Article By: Logan Hannen
What is up, watchfam?! Today, we’re going to dive in (holy bad puns, Batman) and take a look at exactly what makes a watch a “dive” watch.
So, a bit of background: contrary to popular belief, Rolex did not invent the first watch designed to be worn diving. However, the founder of Rolex, Hans Wilsdorf, did invent the first watch case to be truly water resistant: the Oyster. In 1932, though, Omega released the first proper diver’s watch, the Omega Marine, making them the first company to commercially release and industrially produce such a watch. From there, we have the Panerai Radiomir, which came out in 1935 for use by the Italian Navy, followed in 1953 by both the Blancpain Fifty Fathoms and the Rolex Submariner. For a more in-depth history of dive watches, check out this article by the Elite Diving Agency.
Now that we know how they came to be, let’s talk about what they are. As the name suggests, a diver’s watch is one that is built for the task of being submerged under some depth of water and surviving with totally normal functioning the entire time. There are a few different criteria it has to meet in order to acquire this title, and in the strictest sense, the watch must meet the ISO 6425 standards for being considered a dive watch. ISO, for reference, is the organization that offers certifications for just about everything, in super basic terms, and the 6425 standard is the one that governs water resistance for dive watches.
At a minimum, there are three major features that a dive watch must have.
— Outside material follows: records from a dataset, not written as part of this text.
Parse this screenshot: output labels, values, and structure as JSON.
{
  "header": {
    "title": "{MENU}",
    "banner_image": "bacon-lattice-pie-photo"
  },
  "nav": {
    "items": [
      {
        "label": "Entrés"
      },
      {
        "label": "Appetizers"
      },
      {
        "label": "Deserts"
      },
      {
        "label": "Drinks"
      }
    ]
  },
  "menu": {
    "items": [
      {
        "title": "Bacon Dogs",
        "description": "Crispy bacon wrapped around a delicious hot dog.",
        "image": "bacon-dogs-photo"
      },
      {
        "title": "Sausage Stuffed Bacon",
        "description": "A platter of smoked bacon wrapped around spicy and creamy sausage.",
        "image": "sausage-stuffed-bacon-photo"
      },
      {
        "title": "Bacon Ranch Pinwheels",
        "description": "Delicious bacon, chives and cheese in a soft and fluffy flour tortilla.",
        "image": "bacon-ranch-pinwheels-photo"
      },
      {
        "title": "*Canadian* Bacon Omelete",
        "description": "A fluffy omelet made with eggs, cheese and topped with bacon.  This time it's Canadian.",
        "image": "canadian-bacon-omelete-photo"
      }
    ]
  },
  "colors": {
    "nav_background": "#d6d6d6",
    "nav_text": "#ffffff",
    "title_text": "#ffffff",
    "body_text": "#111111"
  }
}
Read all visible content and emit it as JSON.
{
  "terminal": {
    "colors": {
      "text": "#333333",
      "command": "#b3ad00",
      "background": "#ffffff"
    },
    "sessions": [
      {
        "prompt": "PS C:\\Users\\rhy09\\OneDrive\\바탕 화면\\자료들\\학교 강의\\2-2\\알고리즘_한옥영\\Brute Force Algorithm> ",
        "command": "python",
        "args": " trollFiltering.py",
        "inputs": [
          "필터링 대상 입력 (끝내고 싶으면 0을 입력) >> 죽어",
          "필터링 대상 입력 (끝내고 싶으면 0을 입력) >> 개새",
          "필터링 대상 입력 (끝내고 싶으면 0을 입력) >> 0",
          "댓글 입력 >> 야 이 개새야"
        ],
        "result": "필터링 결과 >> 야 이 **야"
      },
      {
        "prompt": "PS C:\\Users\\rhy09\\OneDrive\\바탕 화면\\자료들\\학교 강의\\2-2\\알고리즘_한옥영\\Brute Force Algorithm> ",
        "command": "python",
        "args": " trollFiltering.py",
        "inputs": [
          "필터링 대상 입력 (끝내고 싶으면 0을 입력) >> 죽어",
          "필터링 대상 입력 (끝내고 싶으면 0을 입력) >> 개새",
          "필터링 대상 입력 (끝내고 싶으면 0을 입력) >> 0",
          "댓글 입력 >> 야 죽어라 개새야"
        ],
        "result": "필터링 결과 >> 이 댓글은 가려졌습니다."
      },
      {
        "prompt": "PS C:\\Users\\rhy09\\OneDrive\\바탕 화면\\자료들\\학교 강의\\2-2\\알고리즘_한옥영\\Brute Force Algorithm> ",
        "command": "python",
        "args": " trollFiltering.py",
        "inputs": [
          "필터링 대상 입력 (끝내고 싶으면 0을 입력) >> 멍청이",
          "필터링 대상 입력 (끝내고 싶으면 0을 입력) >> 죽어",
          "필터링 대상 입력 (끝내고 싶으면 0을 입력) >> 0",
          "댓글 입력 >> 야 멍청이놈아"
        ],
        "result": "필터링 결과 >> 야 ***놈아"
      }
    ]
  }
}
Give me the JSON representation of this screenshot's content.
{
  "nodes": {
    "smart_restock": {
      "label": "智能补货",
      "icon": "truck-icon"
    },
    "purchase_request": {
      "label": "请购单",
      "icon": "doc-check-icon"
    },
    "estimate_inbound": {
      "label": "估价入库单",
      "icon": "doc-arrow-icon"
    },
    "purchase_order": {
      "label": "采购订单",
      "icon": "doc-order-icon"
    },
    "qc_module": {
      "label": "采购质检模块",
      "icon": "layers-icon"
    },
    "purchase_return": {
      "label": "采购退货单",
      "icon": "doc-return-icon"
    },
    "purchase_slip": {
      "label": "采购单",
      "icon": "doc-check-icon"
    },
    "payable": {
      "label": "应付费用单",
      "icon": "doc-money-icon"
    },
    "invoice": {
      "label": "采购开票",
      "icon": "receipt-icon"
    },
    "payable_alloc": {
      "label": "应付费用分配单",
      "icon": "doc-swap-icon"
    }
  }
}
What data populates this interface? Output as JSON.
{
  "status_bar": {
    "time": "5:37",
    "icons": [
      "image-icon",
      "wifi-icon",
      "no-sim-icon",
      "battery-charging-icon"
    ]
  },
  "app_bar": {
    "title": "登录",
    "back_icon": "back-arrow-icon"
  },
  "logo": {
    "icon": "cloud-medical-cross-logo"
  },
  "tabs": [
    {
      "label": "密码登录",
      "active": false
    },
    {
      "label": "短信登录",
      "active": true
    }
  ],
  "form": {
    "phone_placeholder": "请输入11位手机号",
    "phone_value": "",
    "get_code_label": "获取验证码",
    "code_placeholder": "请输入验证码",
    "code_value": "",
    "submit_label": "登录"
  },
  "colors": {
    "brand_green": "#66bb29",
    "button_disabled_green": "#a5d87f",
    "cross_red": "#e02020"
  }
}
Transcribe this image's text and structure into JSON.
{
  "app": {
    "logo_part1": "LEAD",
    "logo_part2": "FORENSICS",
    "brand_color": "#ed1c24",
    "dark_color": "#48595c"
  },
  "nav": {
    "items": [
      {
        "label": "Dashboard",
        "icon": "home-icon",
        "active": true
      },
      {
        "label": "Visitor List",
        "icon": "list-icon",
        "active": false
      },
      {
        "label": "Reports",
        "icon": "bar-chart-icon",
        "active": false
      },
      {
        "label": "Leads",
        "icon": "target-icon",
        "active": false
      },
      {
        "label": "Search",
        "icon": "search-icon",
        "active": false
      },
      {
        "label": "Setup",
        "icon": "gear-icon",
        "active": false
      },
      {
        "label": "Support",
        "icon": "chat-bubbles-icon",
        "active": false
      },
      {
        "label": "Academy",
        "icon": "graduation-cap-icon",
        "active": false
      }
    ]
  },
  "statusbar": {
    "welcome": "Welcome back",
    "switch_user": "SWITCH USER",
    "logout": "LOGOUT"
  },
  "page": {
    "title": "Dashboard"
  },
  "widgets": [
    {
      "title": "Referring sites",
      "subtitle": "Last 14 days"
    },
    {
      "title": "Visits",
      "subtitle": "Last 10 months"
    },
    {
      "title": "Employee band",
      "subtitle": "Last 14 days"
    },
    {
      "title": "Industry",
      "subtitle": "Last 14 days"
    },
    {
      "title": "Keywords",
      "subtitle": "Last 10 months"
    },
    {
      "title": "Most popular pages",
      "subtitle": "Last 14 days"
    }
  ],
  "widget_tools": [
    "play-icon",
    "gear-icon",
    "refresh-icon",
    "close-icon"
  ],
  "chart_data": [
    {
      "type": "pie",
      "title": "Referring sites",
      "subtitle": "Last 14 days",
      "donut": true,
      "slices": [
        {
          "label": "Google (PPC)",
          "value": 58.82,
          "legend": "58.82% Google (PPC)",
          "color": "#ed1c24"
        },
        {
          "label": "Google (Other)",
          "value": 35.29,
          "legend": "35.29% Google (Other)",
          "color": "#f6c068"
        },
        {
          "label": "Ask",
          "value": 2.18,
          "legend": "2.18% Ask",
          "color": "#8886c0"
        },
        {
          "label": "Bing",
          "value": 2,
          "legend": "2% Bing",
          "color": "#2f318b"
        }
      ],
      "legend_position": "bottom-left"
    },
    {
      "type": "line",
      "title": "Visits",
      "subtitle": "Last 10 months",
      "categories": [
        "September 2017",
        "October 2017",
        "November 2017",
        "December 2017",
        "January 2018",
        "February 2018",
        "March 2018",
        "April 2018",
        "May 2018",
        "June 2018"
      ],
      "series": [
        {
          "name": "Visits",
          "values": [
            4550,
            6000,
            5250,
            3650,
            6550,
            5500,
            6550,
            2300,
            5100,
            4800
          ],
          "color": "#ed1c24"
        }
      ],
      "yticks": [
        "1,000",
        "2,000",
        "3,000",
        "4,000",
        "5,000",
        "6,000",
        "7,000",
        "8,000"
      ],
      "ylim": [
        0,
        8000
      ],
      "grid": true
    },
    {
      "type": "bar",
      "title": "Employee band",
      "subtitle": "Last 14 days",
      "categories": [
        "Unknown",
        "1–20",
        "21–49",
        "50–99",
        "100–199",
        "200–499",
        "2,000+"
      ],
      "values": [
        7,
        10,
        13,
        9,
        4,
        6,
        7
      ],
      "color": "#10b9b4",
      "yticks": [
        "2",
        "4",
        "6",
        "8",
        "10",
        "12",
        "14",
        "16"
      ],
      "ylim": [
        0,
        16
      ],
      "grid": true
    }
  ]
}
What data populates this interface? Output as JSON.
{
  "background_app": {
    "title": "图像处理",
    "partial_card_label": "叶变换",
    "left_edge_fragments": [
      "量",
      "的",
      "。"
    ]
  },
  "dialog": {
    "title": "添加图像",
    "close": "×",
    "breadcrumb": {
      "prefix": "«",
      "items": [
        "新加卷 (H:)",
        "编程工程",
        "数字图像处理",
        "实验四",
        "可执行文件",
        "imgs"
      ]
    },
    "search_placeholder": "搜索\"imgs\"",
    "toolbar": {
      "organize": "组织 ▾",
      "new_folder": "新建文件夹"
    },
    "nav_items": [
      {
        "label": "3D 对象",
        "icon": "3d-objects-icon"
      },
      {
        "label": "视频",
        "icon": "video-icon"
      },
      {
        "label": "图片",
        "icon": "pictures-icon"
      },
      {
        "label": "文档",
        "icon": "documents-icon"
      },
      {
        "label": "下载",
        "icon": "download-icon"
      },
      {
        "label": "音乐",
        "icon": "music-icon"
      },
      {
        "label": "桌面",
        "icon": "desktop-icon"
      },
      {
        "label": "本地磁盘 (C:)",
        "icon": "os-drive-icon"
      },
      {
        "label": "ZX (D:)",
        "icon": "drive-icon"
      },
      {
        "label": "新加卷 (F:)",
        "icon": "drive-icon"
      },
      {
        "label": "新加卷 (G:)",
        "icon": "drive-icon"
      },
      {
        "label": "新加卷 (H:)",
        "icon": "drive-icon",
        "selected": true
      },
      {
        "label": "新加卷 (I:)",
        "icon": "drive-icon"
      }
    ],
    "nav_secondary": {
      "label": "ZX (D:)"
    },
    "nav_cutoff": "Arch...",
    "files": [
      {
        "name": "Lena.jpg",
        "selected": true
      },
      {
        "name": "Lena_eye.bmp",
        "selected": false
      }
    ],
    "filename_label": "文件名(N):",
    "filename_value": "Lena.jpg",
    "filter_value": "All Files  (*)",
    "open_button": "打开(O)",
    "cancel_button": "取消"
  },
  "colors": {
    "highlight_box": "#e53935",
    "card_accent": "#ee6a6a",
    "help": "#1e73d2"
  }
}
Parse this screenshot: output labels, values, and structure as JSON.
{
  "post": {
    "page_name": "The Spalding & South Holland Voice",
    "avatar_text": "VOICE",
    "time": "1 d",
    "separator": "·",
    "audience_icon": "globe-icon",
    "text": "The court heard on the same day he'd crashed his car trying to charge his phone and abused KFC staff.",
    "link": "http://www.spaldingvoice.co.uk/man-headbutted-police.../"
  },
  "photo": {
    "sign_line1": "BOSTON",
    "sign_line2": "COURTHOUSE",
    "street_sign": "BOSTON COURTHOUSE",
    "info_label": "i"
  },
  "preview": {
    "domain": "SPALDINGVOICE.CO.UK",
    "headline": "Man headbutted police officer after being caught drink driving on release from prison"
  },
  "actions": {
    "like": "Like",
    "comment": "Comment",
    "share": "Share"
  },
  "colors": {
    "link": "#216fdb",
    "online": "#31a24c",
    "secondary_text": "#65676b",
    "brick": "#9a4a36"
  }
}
The first of these features is a screw down crown and caseback. This method of sealing the watch is the thing that helps to give it the water resistance rating we’ll talk about in a second, and I personally wouldn’t trust submerging a watch without them (of course, super-compressors don’t feature screw down crowns, but they’re another entity entirely). As for water resistance, at a minimum, a dive watch must have a water resistance rating of 200 meters, though obviously, the more the better. Lastly, and this is part of what makes it a tool watch built for divers, the watch should feature some kind of rotating timing bezel. The bezel is used to measure just how long the diver has been under water, which is incredibly important when it comes to keeping track of oxygen levels. It’s purely functional for divers, and not as much designed for everyone else’s benefit, but it’s still massively important.
If you want to know more about the ISO standards and the history of dive watches, check out this super in-depth article on Watch Time, which goes into way more detail than we could here.
That about does it for us. Now get diving, and remember, while you’re out playing with sharks, to keep it classy, watchfam.